スティール・ドラム

スティール・ドラムってのは、ドラム缶をたたいて音程が取れるようにしていろんな大きさのドラム缶でオーケストレーションする。トリニダード・トバコの音楽らしい。スキヤキ・ミート・ザ・ワールドというエスニックな音楽のイベントが、十数年前から開催されている町があって、そこで行われたワークショップで生まれたのが、スキヤキ・オーケストラ。今回、地元の高校の文化祭で演奏してくれることになった。
いつ頃か、「町おこし」なんてことばが流行っていて、そのムーブメントで生まれたオーケストラだが、エスノな音楽に目を付けたのがうまくいったらしく、順調に演奏の幅も広げているらしい。イベントがいつも8月の末に企画されるので随分行きたい思いがありながらも、まだ邂逅を果たしていなかった。
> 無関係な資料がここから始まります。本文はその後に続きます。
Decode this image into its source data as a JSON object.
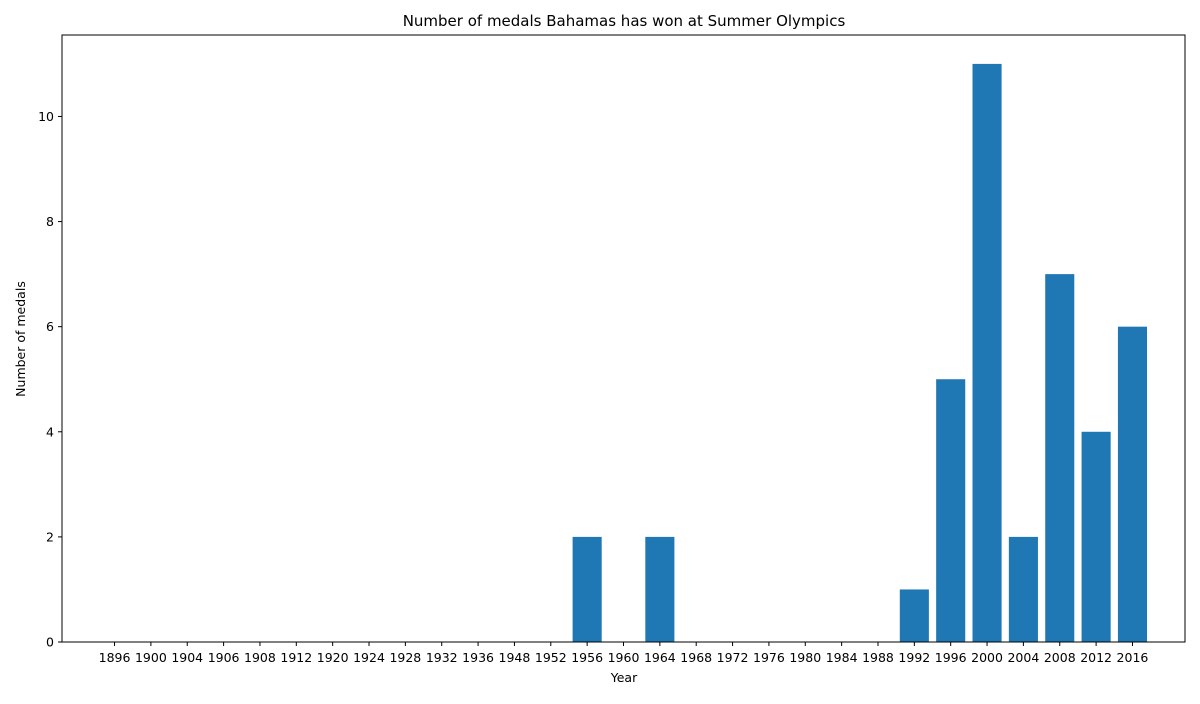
{
  "chart_data": {
    "type": "bar",
    "title": "Number of medals Bahamas has won at Summer Olympics",
    "xlabel": "Year",
    "ylabel": "Number of medals",
    "categories": [
      "1896",
      "1900",
      "1904",
      "1906",
      "1908",
      "1912",
      "1920",
      "1924",
      "1928",
      "1932",
      "1936",
      "1948",
      "1952",
      "1956",
      "1960",
      "1964",
      "1968",
      "1972",
      "1976",
      "1980",
      "1984",
      "1988",
      "1992",
      "1996",
      "2000",
      "2004",
      "2008",
      "2012",
      "2016"
    ],
    "values": [
      0,
      0,
      0,
      0,
      0,
      0,
      0,
      0,
      0,
      0,
      0,
      0,
      0,
      2,
      0,
      2,
      0,
      0,
      0,
      0,
      0,
      0,
      1,
      5,
      11,
      2,
      7,
      4,
      6
    ],
    "ylim": [
      0,
      11.55
    ],
    "yticks": [
      0,
      2,
      4,
      6,
      8,
      10
    ],
    "grid": false,
    "legend": "none",
    "colors": {
      "bar": "#1f77b4",
      "axis": "#000000",
      "background": "#ffffff"
    }
  }
}
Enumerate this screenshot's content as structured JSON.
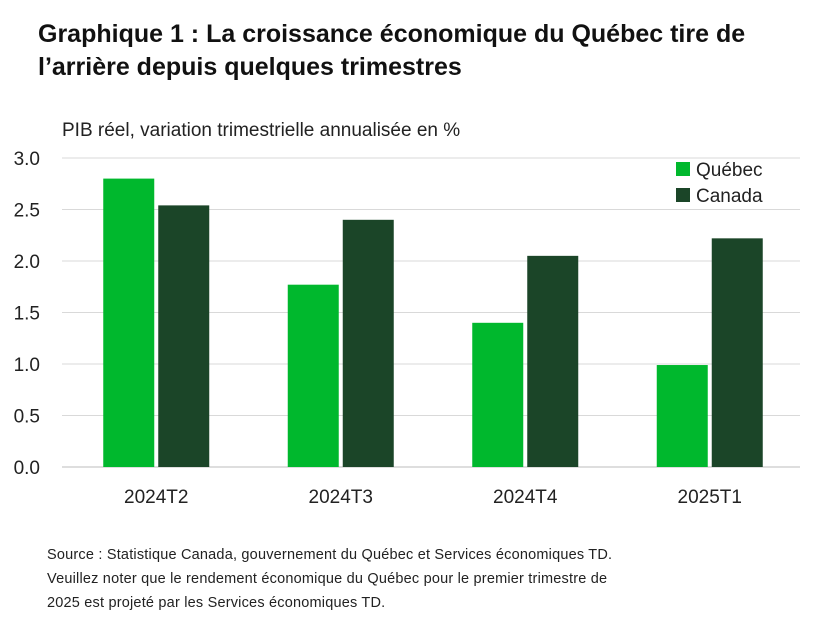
{
  "chart_data": {
    "type": "bar",
    "title": "Graphique 1 : La croissance économique du Québec tire de l’arrière depuis quelques trimestres",
    "ylabel": "PIB réel, variation trimestrielle annualisée en %",
    "xlabel": "",
    "categories": [
      "2024T2",
      "2024T3",
      "2024T4",
      "2025T1"
    ],
    "series": [
      {
        "name": "Québec",
        "color": "#00b82d",
        "values": [
          2.8,
          1.77,
          1.4,
          0.99
        ]
      },
      {
        "name": "Canada",
        "color": "#1b4528",
        "values": [
          2.54,
          2.4,
          2.05,
          2.22
        ]
      }
    ],
    "ylim": [
      0,
      3.0
    ],
    "yticks": [
      "0.0",
      "0.5",
      "1.0",
      "1.5",
      "2.0",
      "2.5",
      "3.0"
    ],
    "grid": true,
    "legend_position": "top-right"
  },
  "source": {
    "line1": "Source : Statistique Canada, gouvernement du Québec et Services économiques TD.",
    "line2": "Veuillez noter que le rendement économique du Québec pour le premier trimestre de",
    "line3": "2025 est projeté par les Services économiques TD."
  }
}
演奏は体育館。外がいいんだが、そうもいくまい。また、観客はまばら。なかなか知っている人も少ないだろうなとも思う。地元の中学校と高校の演奏会がそこそこ入ったりするので、結局、地元のケーブルテレビを見る「だれか知っている人が映っていないか」という動機付けによく似た感覚で望まれているらしい。
しかし、音が出てからは圧巻。ボクの認識が間違っていたことが知れる。
ドラムというから打楽器だと思っていたのだが、それにしてはドラムセットがあるのは不思議だなと。その違和感は曲が始まるとすぐにわかった。メロディ楽器なのだ。実に多彩で、広がりのある、同時に、ムラのあるおもしろい響きをもっている。そのうえ、演奏もよく慣れていて身のこなしもいい。これは野外でやったら猛烈に受けるだろう。実は、ちょっと検討したことがあったのだが、当時、ある理由でブッキングまでも到達できなかった。あの頃、あの場所でこれをやれたらと、今になって悔しく思えた。
この空気に臨することができた人がそれほど多くなかったのは残念だが、こんな素晴らしい演奏をここに持ち込んだ高校のスタッフに感謝。母校捨てたもんじゃない。もっとちゃんと聴いてもらえるよう、ある場所のある企画に提案してみたい。
作ってみたいとも思っていたが、少しそれは難しそうだった。かなり繊細なものらしい。ガムランとの違いを少し勉強しておきたい。